Lessons From Sandy

As a New York City resident with friends living through New York and New Jersey, the past week has certainly been intense and tragic. The truth is that for my wife and I, Sandy brought days of downtime because we did not lose power or suffer any damage to our apartment or car. We feel incredibly lucky but at the same time so awful for the millions impacted by the storm. During the past week I have seen images on television and heard stories on NPR about so many heartbreaking experiences. But at the same there have been an equal amount of stories about people working together, something I saw firsthand yesterday at a church in Brooklyn where volunteers came together to help those in need and the pure quantity of donations of food and clothes (the temperature dropped dramatically the past few days) was overwhelming, filling the inside of the church. This includes stories of neighbors helping neighbors, strangers reaching out to strangers, volunteers and rescue workers putting their lives in danger to assist folks in trouble, and even politicians working across political lines, despite the election being less than a week away.

Now there has suddenly been a lot discussion in the past week about Sandy’s relationship to climate change. Even as I sit here now listening to Meet the Press, climate change is suddenly back in the headlines. New York City’s mayor Michael Bloomberg used Sandy as the impetus to make a presidential endorsement based on climate change and after years of a void in news coverage on the issue, it is once again a topic being mentioned daily in newspapers. In my view, it is time to take action, not only on climate change, but on so many other issues, using the lessons we have learned from Sandy, and other national crises in the past. We so quickly forget how we can accomplish difficult tasks when we are able to work together.
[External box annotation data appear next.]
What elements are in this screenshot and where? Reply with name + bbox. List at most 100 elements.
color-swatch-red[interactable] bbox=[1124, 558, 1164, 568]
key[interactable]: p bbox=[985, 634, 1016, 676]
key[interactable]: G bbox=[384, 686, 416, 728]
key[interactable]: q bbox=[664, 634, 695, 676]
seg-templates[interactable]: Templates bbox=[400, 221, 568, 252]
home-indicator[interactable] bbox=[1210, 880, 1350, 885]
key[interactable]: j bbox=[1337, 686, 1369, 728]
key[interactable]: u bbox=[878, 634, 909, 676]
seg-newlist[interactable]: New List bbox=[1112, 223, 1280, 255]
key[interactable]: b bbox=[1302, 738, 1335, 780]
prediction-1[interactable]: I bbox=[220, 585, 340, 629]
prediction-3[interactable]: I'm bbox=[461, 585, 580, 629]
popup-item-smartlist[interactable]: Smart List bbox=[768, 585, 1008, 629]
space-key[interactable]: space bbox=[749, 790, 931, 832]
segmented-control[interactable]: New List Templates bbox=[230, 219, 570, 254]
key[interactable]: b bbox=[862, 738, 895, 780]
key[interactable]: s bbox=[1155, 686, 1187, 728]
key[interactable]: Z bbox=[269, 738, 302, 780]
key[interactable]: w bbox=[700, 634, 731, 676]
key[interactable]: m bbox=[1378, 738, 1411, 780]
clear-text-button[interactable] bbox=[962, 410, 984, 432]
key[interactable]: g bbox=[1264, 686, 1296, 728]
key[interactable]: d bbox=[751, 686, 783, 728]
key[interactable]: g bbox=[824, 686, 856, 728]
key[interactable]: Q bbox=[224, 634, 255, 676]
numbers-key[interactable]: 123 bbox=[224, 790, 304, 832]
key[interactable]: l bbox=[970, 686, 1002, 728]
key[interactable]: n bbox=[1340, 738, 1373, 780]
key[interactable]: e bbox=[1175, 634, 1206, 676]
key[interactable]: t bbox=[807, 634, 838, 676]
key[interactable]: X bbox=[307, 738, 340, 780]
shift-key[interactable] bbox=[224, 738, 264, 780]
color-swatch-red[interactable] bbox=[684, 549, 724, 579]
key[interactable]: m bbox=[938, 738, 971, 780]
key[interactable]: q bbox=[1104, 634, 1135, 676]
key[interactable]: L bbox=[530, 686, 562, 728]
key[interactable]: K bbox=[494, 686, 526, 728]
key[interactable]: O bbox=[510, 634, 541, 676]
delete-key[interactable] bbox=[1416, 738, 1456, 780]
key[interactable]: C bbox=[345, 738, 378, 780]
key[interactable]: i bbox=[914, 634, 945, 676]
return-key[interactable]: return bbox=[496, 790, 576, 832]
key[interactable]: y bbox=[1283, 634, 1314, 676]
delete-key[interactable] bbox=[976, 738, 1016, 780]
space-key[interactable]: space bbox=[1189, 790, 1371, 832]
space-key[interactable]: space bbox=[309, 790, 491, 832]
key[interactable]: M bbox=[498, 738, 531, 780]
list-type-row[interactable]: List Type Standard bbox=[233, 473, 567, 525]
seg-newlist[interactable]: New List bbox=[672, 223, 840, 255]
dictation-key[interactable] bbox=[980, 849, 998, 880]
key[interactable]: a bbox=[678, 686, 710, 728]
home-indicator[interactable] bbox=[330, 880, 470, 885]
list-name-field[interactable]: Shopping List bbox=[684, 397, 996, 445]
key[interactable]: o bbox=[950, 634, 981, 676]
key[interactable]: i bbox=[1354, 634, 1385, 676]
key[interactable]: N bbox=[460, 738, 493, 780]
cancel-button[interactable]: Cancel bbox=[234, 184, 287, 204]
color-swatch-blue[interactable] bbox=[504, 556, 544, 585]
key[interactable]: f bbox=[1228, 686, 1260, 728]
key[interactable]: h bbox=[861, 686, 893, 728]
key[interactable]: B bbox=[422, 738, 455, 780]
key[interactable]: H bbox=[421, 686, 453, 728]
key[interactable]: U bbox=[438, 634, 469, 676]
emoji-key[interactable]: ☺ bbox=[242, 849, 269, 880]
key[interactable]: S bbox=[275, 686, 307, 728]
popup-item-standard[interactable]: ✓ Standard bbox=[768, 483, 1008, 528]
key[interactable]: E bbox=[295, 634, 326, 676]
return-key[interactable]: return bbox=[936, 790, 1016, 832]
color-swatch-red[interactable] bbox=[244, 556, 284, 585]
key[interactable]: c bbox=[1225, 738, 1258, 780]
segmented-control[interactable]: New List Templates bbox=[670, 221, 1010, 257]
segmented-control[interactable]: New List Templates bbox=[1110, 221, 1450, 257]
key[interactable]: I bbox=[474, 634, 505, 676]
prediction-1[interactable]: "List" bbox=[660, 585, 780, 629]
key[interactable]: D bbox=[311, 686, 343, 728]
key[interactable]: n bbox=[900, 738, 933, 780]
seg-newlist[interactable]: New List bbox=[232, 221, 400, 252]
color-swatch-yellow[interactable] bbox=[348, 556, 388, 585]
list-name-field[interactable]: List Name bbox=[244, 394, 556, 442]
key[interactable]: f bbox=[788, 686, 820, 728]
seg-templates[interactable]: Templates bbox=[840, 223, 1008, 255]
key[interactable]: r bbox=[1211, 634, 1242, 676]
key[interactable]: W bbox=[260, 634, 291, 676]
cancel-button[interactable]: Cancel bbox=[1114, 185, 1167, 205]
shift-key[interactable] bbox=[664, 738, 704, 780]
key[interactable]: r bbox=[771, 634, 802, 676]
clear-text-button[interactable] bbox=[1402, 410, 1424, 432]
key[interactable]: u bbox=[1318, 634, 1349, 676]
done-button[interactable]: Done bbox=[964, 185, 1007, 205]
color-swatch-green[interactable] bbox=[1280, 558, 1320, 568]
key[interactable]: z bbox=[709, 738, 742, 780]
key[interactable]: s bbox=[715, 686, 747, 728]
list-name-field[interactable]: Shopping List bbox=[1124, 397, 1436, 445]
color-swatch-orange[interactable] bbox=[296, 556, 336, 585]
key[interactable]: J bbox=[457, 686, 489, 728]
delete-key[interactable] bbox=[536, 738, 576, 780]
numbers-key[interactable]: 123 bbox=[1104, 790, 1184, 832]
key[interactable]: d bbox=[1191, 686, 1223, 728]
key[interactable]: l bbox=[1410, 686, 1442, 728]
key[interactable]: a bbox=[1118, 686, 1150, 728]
Sandy is a tragedy plain and simple, but it is also forces us to confront the new reality in which we live. We must start working together to confront this changing world, both in terms of mitigation and adaptation. I live across the street form a gas station where lines of cars have stretched miles waiting for gas. The entire southern portion of Manhattan that not only is the epicenter of world financial markets, but also home to so many artists and struggling working families was flooded and sent into to darkness for almost a week. Staten Island, the beaches of Brooklyn, and the entire Jersey Coast were completely devastated with families and communities living in a state of emergency as I type this blog post. It is time for us as a nation to realize that we must take action in regards to our energy policy, in terms of updating our infrastructure, and in addressing the manner in which we produce and consume goods.

Whether or not you want to label the increase in extreme weather occurrences throughout the world, including hurricanes, droughts, and floods, as climate changes is not something I will address in this post. The important takeaway is for people to start coming together in order to assure that we are better prepared in the future to deal with this new reality. If we can do it in times of crisis then we should be able to come together when the waters have receded and our communities are in the process of recovering. If we go back to partisan bickering and we act like Sandy was just a freak storm (occurring 14 months after Irene and 12 months after an October blizzard) then I fear we will look back in 50 years on Sandy as a mild beginning to a world where extreme weather becomes the norm.